Les associations de magistrats ayant observé un arrêt de travail depuis le 15 février dernier maintiennent leur mot d’ordre de grève illimitée. Alors que les justiciables souffrent de la paralysie de l’appareil judiciaire, le président de l’Association Nationale des Magistrats Haïtiens (ANAMAH), le juge Jean Wilner Morin laisse entendre que la grève sera levée pourvu que l’Exécutif revienne sur les décisions prises pour mettre à la retraite puis remplacer des juges de la Cour de Cassation.

D’entrée de jeu, les responsables des associations de magistrats dont l’ANAMAH et le RENAMAH (Réseau National des Magistrats Haïtien), ce nouvel arrêt de travail s’inscrit dans la lignée des différents combats menés précédemment pour le respect de l’indépendance du Pouvoir Judiciaire. Me Jean Wilner Morin, Président de l’Association Nationale des Magistrats Haïtiens, déclare que les magistrats sont formels sur cette position et n’entendent pas lâcher du lest sans que l’Exécutif n’ait donné suite à leur demande. Pour signifier l’intransigeance des juges, Me Morin se félicite d’avoir reçu le support du Président du Conseil Supérieur du Pouvoir, le juge René Sylvestre, également président de la Cour de Cassation, qui dans son discours le 8 Mars en honorant certaines femmes juges à l’occasion de la Journée internationale des droits de la femme, a plaidé pour une Justice forte et indépendante.

Quoique depuis plus de trois semaines les justiciables ne peuvent avoir accès à la justice qui constitue pourtant un droit fondamental, le Juge estime que l’Exécutif a toutes les cartes en mains pour mettre fin à ce bras de fer entre les pouvoirs exécutif et judiciaire. Depuis le 15 février dernier, les motifs restent inchangés : le retrait des deux arrêtés ainsi que la réintégration du greffier Christophe Lespérance à son poste. « Nous sommes prêts à lever la grève une fois que des mesures auront été prises en ce sens », a précisé le juge Morin qui donne la garantie que les juges retourneront travailler ipso facto afin que les demandeurs de service au niveau de la justice puissent être satisfaits. Sinon, l’arrêt de travail reste illimité.

Dommage collatéral

Sachant que l’appareil judiciaire n’est pas composé seulement de magistrats, cette grève n’est pas favorable aux autres acteurs du système dont les avocats. Alors que certains d’entre eux déplorent  de grosses pertes économiques, le juge Ikenson Edumé du Réseau National des Magistrats Haïtiens, s’adresse à eux. Il les appelle à faire preuve de compréhension.

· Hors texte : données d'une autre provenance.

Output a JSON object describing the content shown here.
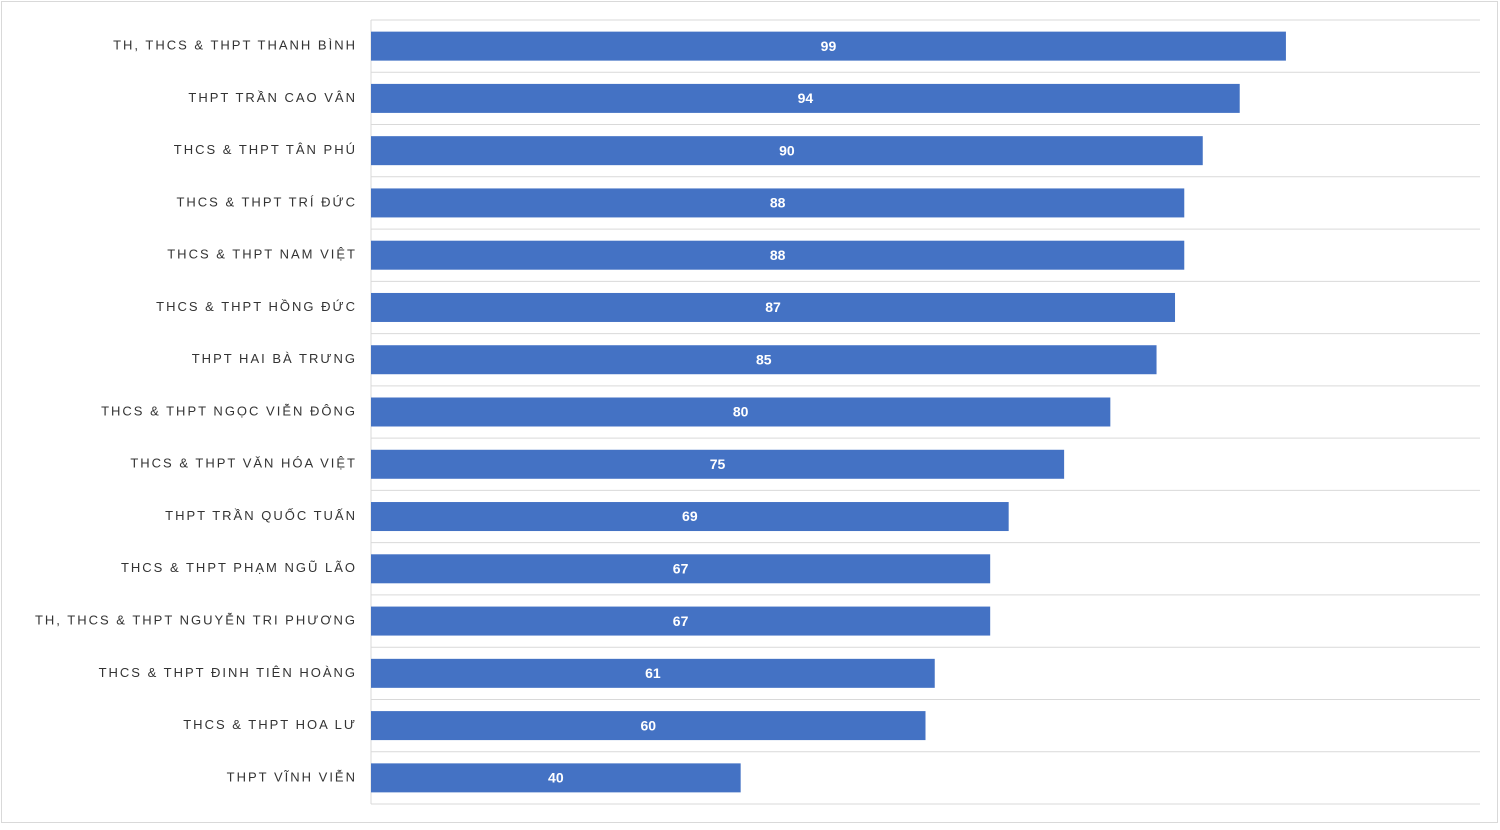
{
  "chart_data": {
    "type": "barh",
    "categories": [
      "TH, THCS & THPT THANH BÌNH",
      "THPT TRẦN CAO VÂN",
      "THCS & THPT TÂN PHÚ",
      "THCS & THPT TRÍ ĐỨC",
      "THCS & THPT NAM VIỆT",
      "THCS & THPT HỒNG ĐỨC",
      "THPT HAI BÀ TRƯNG",
      "THCS & THPT NGỌC VIỄN ĐÔNG",
      "THCS & THPT VĂN HÓA VIỆT",
      "THPT TRẦN QUỐC TUẤN",
      "THCS & THPT PHẠM NGŨ LÃO",
      "TH, THCS & THPT NGUYỄN TRI PHƯƠNG",
      "THCS & THPT ĐINH TIÊN HOÀNG",
      "THCS & THPT HOA LƯ",
      "THPT VĨNH VIỄN"
    ],
    "values": [
      99,
      94,
      90,
      88,
      88,
      87,
      85,
      80,
      75,
      69,
      67,
      67,
      61,
      60,
      40
    ],
    "color": "#4472c4",
    "xlim": [
      0,
      120
    ]
  }
}
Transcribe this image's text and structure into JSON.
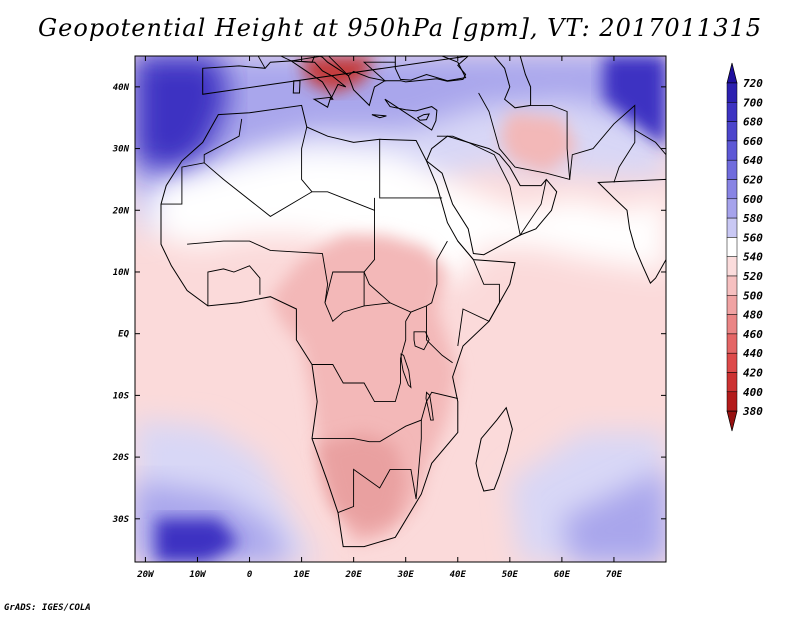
{
  "title": "Geopotential Height at 950hPa [gpm], VT: 2017011315",
  "credit": "GrADS: IGES/COLA",
  "map": {
    "lon_range": [
      -22,
      80
    ],
    "lat_range": [
      -37,
      45
    ],
    "lat_labels": [
      {
        "lat": 40,
        "label": "40N"
      },
      {
        "lat": 30,
        "label": "30N"
      },
      {
        "lat": 20,
        "label": "20N"
      },
      {
        "lat": 10,
        "label": "10N"
      },
      {
        "lat": 0,
        "label": "EQ"
      },
      {
        "lat": -10,
        "label": "10S"
      },
      {
        "lat": -20,
        "label": "20S"
      },
      {
        "lat": -30,
        "label": "30S"
      }
    ],
    "lon_labels": [
      {
        "lon": -20,
        "label": "20W"
      },
      {
        "lon": -10,
        "label": "10W"
      },
      {
        "lon": 0,
        "label": "0"
      },
      {
        "lon": 10,
        "label": "10E"
      },
      {
        "lon": 20,
        "label": "20E"
      },
      {
        "lon": 30,
        "label": "30E"
      },
      {
        "lon": 40,
        "label": "40E"
      },
      {
        "lon": 50,
        "label": "50E"
      },
      {
        "lon": 60,
        "label": "60E"
      },
      {
        "lon": 70,
        "label": "70E"
      }
    ]
  },
  "colorbar": {
    "levels": [
      "720",
      "700",
      "680",
      "660",
      "640",
      "620",
      "600",
      "580",
      "560",
      "540",
      "520",
      "500",
      "480",
      "460",
      "440",
      "420",
      "400",
      "380"
    ],
    "colors": [
      "#1f0f9e",
      "#2c20b0",
      "#3d33c2",
      "#4c45cc",
      "#5d58d6",
      "#706cdd",
      "#8884e4",
      "#a6a3ec",
      "#c9c8f4",
      "#ffffff",
      "#fbdcdc",
      "#f6c0c0",
      "#f0a3a3",
      "#ea8585",
      "#e46666",
      "#dd4a4a",
      "#cc3232",
      "#b31b1b",
      "#961010"
    ]
  },
  "colors": {
    "very_low": "#c43b3b",
    "low": "#f3b8b8",
    "mid_low": "#fbdada",
    "neutral": "#ffffff",
    "mid_high": "#d8d7f6",
    "high": "#a9a6ec",
    "very_high": "#3d33c2"
  }
}
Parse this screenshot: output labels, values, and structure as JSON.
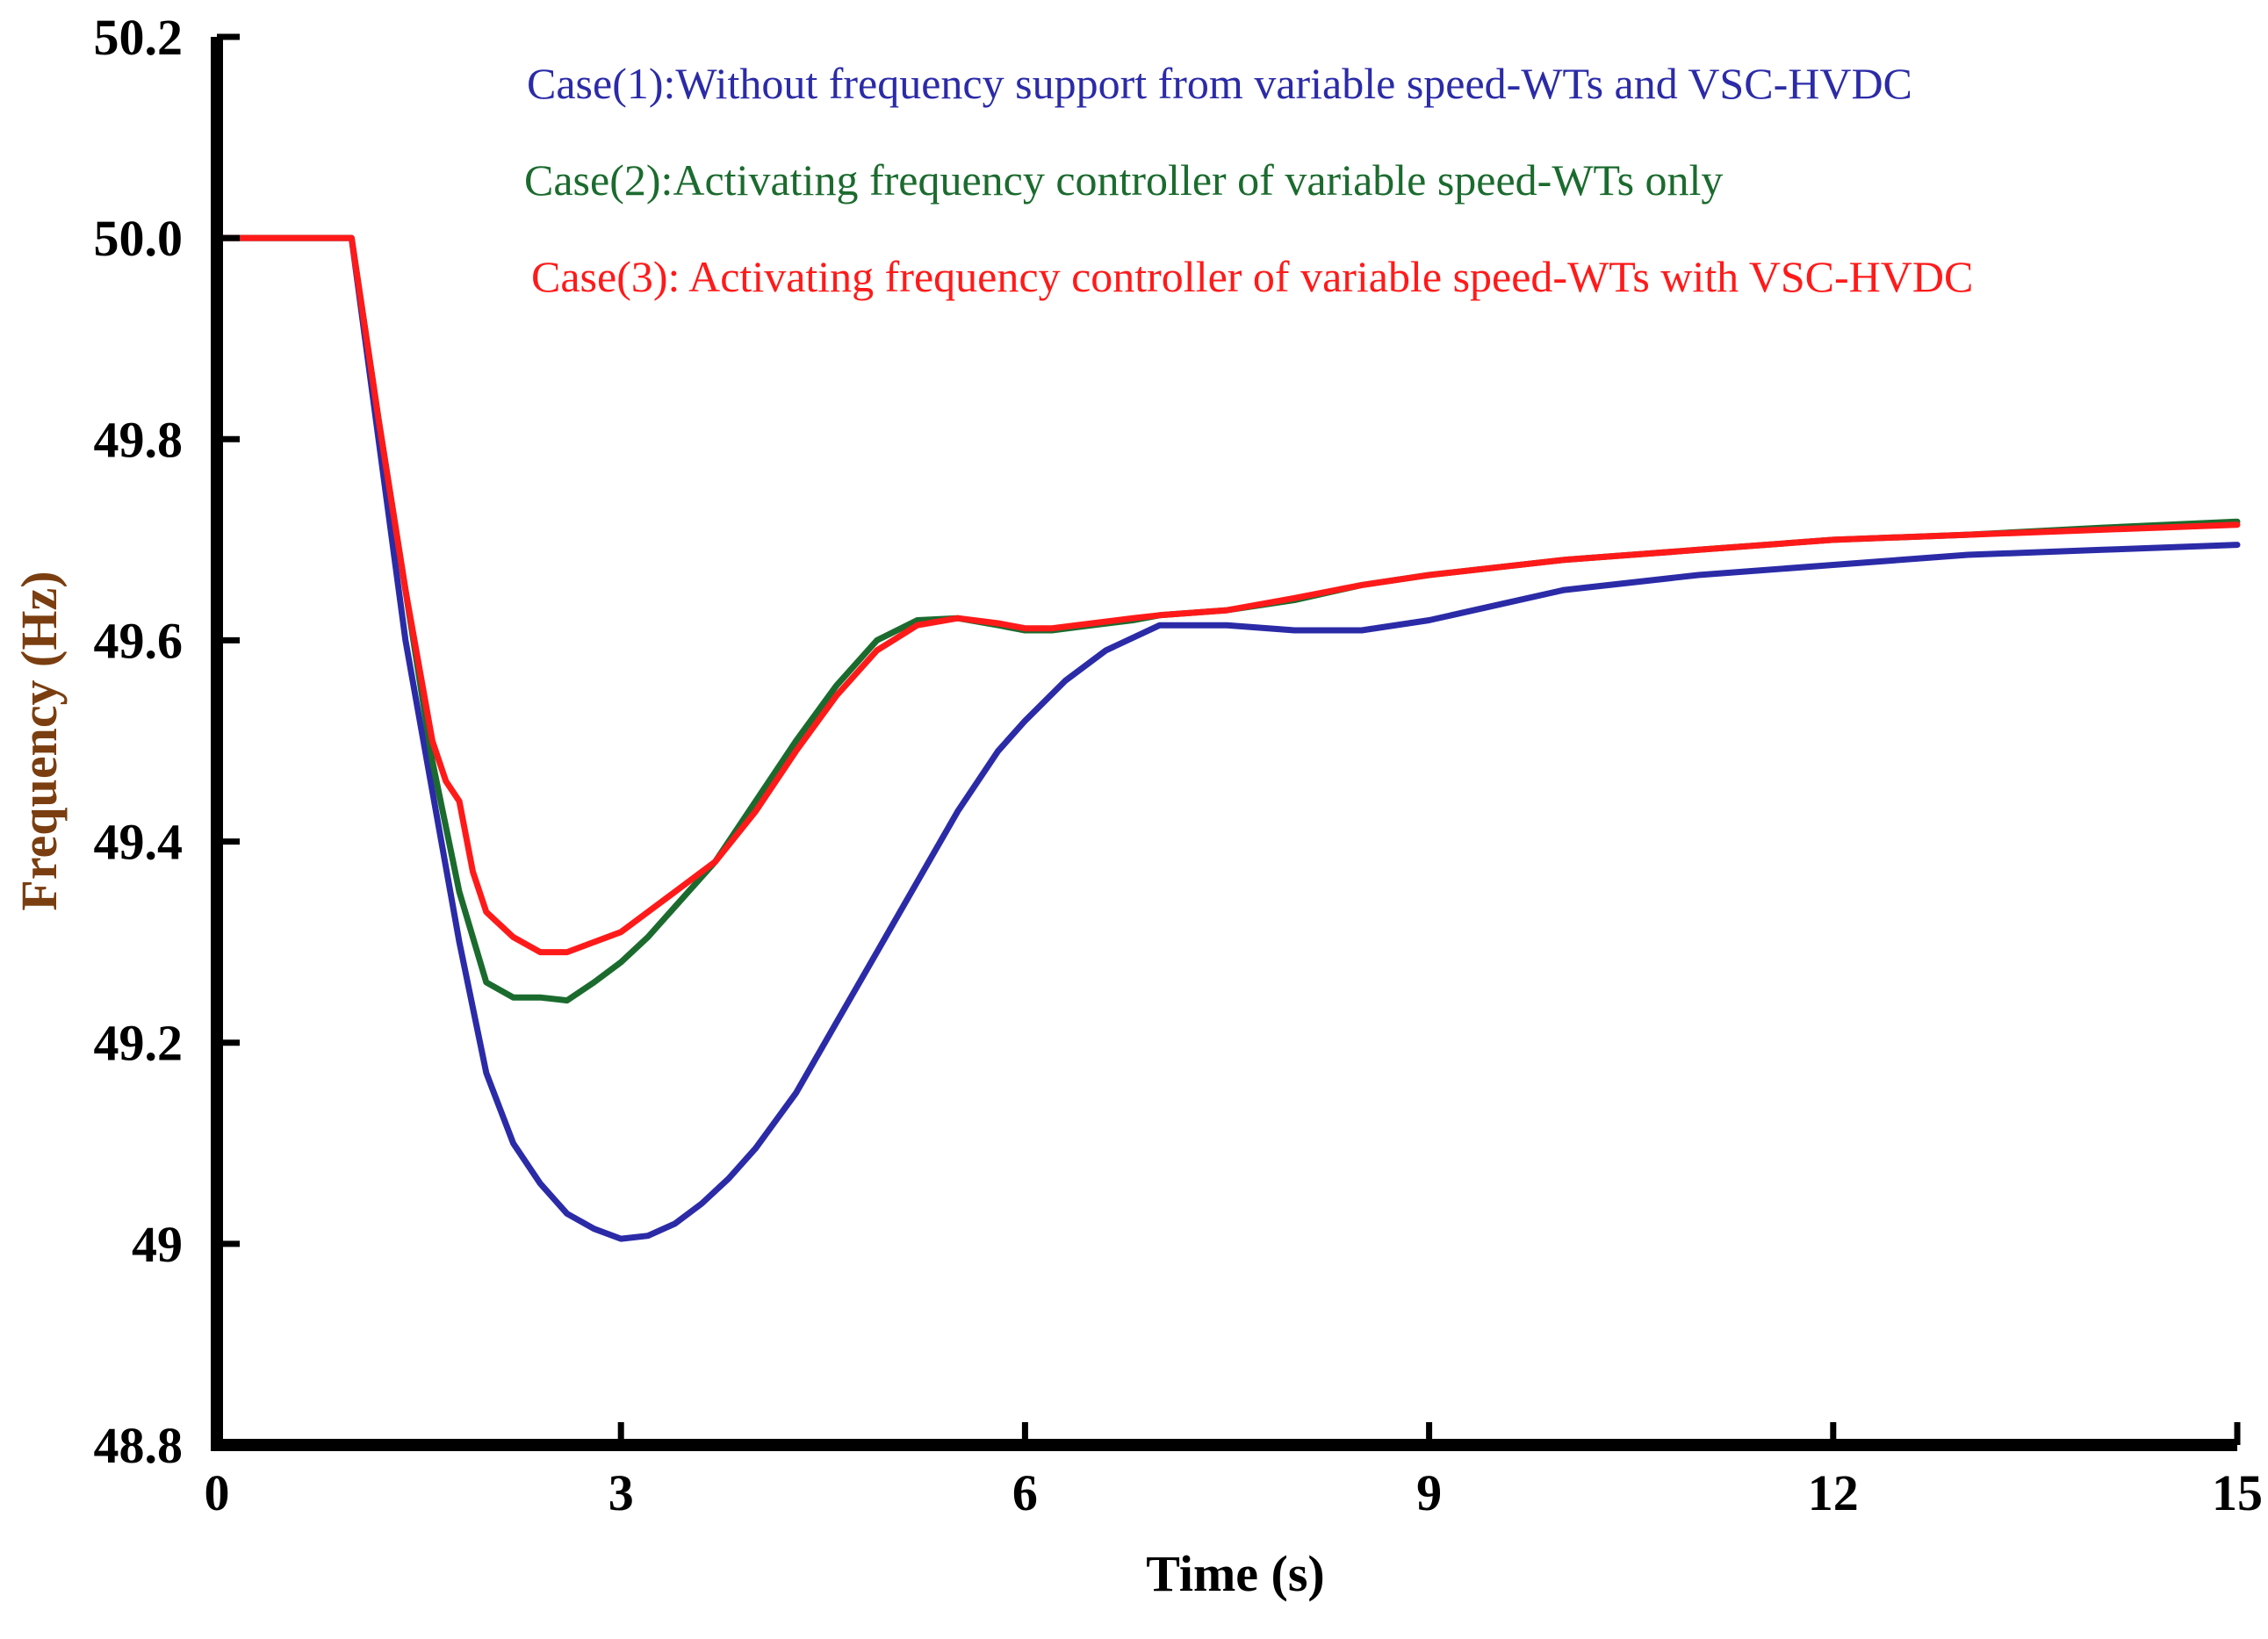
{
  "chart_data": {
    "type": "line",
    "title": "",
    "xlabel": "Time (s)",
    "ylabel": "Frequency (Hz)",
    "xlim": [
      0,
      15
    ],
    "ylim": [
      48.8,
      50.2
    ],
    "xticks": [
      "0",
      "3",
      "6",
      "9",
      "12",
      "15"
    ],
    "yticks": [
      "48.8",
      "49",
      "49.2",
      "49.4",
      "49.6",
      "49.8",
      "50.0",
      "50.2"
    ],
    "legend_position": "top-center",
    "series": [
      {
        "name": "Case(1):Without frequency support from variable speed-WTs and VSC-HVDC",
        "color": "#2b2ba8",
        "x": [
          0,
          1.0,
          1.2,
          1.4,
          1.6,
          1.8,
          2.0,
          2.2,
          2.4,
          2.6,
          2.8,
          3.0,
          3.2,
          3.4,
          3.6,
          3.8,
          4.0,
          4.3,
          4.6,
          4.9,
          5.2,
          5.5,
          5.8,
          6.0,
          6.3,
          6.6,
          7.0,
          7.5,
          8.0,
          8.5,
          9.0,
          9.5,
          10.0,
          11.0,
          12.0,
          13.0,
          14.0,
          15.0
        ],
        "y": [
          50.0,
          50.0,
          49.8,
          49.6,
          49.45,
          49.3,
          49.17,
          49.1,
          49.06,
          49.03,
          49.015,
          49.005,
          49.008,
          49.02,
          49.04,
          49.065,
          49.095,
          49.15,
          49.22,
          49.29,
          49.36,
          49.43,
          49.49,
          49.52,
          49.56,
          49.59,
          49.615,
          49.615,
          49.61,
          49.61,
          49.62,
          49.635,
          49.65,
          49.665,
          49.675,
          49.685,
          49.69,
          49.695
        ]
      },
      {
        "name": "Case(2):Activating frequency controller of variable speed-WTs only",
        "color": "#1b6b2e",
        "x": [
          0,
          1.0,
          1.2,
          1.4,
          1.6,
          1.8,
          2.0,
          2.2,
          2.4,
          2.6,
          2.8,
          3.0,
          3.2,
          3.4,
          3.7,
          4.0,
          4.3,
          4.6,
          4.9,
          5.2,
          5.5,
          5.8,
          6.0,
          6.2,
          6.5,
          6.8,
          7.0,
          7.5,
          8.0,
          8.5,
          9.0,
          10.0,
          11.0,
          12.0,
          13.0,
          14.0,
          15.0
        ],
        "y": [
          50.0,
          50.0,
          49.82,
          49.65,
          49.48,
          49.35,
          49.26,
          49.245,
          49.245,
          49.242,
          49.26,
          49.28,
          49.305,
          49.335,
          49.38,
          49.44,
          49.5,
          49.555,
          49.6,
          49.62,
          49.622,
          49.615,
          49.61,
          49.61,
          49.615,
          49.62,
          49.625,
          49.63,
          49.64,
          49.655,
          49.665,
          49.68,
          49.69,
          49.7,
          49.705,
          49.712,
          49.718
        ]
      },
      {
        "name": "Case(3): Activating frequency controller of variable speed-WTs with VSC-HVDC",
        "color": "#ff1a1a",
        "x": [
          0,
          1.0,
          1.2,
          1.4,
          1.6,
          1.7,
          1.8,
          1.9,
          2.0,
          2.2,
          2.4,
          2.6,
          2.8,
          3.0,
          3.2,
          3.4,
          3.7,
          4.0,
          4.3,
          4.6,
          4.9,
          5.2,
          5.5,
          5.8,
          6.0,
          6.2,
          6.5,
          6.8,
          7.0,
          7.5,
          8.0,
          8.5,
          9.0,
          10.0,
          11.0,
          12.0,
          13.0,
          14.0,
          15.0
        ],
        "y": [
          50.0,
          50.0,
          49.82,
          49.65,
          49.5,
          49.46,
          49.44,
          49.37,
          49.33,
          49.305,
          49.29,
          49.29,
          49.3,
          49.31,
          49.33,
          49.35,
          49.38,
          49.43,
          49.49,
          49.545,
          49.59,
          49.615,
          49.622,
          49.617,
          49.612,
          49.612,
          49.617,
          49.622,
          49.625,
          49.63,
          49.642,
          49.655,
          49.665,
          49.68,
          49.69,
          49.7,
          49.705,
          49.71,
          49.715
        ]
      }
    ]
  }
}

Contestant la décision de l’Exécutif qui a remplacé des juges de la Cour de Cassation et mis en disponibilité un greffier, les magistrats ont entamé un énième arrêt de travail qui fragilise davantage le fonctionnement d’une justice déjà moribonde.

Si certains estiment que la réaction des magistrats met l’appareil judiciaire en mauvaise posture, le juge Jean Wilner Morin soutient que rien ne marchait avant la grève qui a débuté le mois dernier et souligne que ceux qui fréquentent régulièrement le palais de Justice de Port-au-Prince ont toujours fait face à de nombreuses difficultés en raison des exactions des bandits armés au Bicentenaire.